Surprisingly, only one intervention study with vitamin D supplementation in PD has been published until today. In this double-blind, randomized, placebo-controlled study, 114 PD patients were randomly assigned to receive vitamin D3 supplements (1,200 IU/day) or placebo for 12 months. All participants were evaluated with Hoehn and Yahr (HY) staging, UPDRS, and mini-mental state examination and asked to complete the EQ-5D and the 39-item Parkinson’s disease questionnaire (PDQ-39) to assess quality of life [23]. Compared to placebo, daily supplementation with vitamin D3 for 12 months significantly prevented the deterioration of PD as measured with the HY stage, UPDRS part II (activities of daily living), and the total UPDRS and led to an improvement on some parts of the PDQ-39, whereas motor function measured by the UPDRS part III as well as cognitive function measured with the MMSE remained unchanged.
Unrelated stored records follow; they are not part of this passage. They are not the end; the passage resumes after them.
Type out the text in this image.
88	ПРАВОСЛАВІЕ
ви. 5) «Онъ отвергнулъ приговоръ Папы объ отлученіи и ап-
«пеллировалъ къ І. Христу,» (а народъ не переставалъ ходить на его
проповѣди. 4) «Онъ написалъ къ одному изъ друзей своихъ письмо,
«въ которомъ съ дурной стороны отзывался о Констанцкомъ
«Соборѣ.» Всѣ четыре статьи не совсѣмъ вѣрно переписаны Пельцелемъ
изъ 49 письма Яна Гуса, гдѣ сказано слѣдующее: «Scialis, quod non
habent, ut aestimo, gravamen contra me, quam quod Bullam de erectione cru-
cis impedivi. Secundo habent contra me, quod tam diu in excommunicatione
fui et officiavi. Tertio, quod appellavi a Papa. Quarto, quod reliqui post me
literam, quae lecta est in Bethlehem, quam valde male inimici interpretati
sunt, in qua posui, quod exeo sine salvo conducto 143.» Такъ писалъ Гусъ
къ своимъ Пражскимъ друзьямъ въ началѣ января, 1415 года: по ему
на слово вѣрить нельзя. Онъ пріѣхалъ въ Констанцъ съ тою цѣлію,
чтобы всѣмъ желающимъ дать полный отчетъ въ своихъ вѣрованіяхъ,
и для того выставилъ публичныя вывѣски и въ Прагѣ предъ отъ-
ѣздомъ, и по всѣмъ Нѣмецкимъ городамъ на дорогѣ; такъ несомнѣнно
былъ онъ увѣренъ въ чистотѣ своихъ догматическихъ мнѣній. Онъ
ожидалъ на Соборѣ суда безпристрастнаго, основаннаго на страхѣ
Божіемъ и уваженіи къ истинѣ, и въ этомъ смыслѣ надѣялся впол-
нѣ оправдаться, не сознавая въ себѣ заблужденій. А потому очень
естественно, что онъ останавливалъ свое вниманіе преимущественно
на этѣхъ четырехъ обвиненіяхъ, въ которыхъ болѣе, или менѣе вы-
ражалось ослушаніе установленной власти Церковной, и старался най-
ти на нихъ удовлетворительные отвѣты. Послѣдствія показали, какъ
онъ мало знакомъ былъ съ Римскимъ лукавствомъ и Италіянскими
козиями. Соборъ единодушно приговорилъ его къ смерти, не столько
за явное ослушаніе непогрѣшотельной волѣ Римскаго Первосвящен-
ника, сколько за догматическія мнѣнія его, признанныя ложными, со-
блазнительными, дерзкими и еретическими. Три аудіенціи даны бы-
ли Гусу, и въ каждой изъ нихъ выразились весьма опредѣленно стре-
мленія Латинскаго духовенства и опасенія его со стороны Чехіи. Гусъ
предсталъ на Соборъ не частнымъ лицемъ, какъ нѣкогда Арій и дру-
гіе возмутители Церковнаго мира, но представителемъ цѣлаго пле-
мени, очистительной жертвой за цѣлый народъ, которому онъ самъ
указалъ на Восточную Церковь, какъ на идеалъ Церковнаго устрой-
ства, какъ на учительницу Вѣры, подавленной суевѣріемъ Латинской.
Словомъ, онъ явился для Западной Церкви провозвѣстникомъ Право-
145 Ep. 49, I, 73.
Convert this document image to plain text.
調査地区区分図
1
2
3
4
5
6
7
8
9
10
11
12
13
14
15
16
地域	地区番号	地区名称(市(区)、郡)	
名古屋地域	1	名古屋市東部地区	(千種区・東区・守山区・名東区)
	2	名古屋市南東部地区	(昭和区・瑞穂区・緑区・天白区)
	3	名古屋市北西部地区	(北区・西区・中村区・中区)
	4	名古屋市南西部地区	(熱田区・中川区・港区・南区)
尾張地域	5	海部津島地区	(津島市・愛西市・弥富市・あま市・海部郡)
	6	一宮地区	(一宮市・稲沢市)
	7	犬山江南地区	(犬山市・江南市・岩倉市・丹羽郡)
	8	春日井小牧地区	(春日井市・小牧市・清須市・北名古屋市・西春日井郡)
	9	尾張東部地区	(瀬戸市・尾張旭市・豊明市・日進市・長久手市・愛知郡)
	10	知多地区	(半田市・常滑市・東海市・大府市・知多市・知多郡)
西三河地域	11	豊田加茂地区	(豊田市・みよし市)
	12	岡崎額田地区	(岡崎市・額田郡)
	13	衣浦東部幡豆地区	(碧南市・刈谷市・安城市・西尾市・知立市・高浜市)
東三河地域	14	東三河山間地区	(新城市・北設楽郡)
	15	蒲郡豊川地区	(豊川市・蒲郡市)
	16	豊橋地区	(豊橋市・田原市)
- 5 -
Although the positive effects of vitamin D supplementation in this study may have been due to unspecific effects of vitamin D on muscle strength and balance [77] and still need to be reproduced by larger studies, it is advisable to examine the vitamin D status in PD patients and to start substitution whenever necessary, especially since PD patients have a lower bone mineral density [78] and are more prone to falls than age-matched controls [79]. Aside from motor function, future studies should also evaluate whether vitamin D supplementation is indeed accompanied by beneficial effects on cognition and mood as has been suggested by a recent study, in which higher vitamin D concentrations were associated with better verbal memory and verbal fluency and lower depression scores in non-demented PD patients [76].

Conclusion

Taken together, clinical studies on the influence of food components on motor and non-motor symptoms in PD have so far yielded largely inconclusive or negative results, which on the first look may argue against further pursuit of alimentary approaches for symptomatic treatment of the disease. In our opinion, there is however still enough rationale for future research into this matter. At first, it needs to be acknowledged that some substances, such as caffeine and DHA, have indeed shown to have advantageous effects on motor function and non-motor symptoms of PD. Secondly, some of the negative results of previous studies must be interpreted in the light of their limited sample size and short study length, which may have prevented them from detecting potential effects on disease outcomes. Thirdly, almost all studies have concentrated on investigating single dietary components and consequently have been dependent on a single mechanism of action, e.g., antioxidative properties. In a disease with relatively slow progression and assumedly multiple underlying pathomechanisms such as PD, it may be more promising for future studies to choose a multifaceted approach and to combine multiple substances with different modes of action in order to achieve symptomatic efficacy or even disease modification. Due to their low cost, wide availability, and good tolerability, dietary components therefore remain an interesting and attractive subject for future research in PD.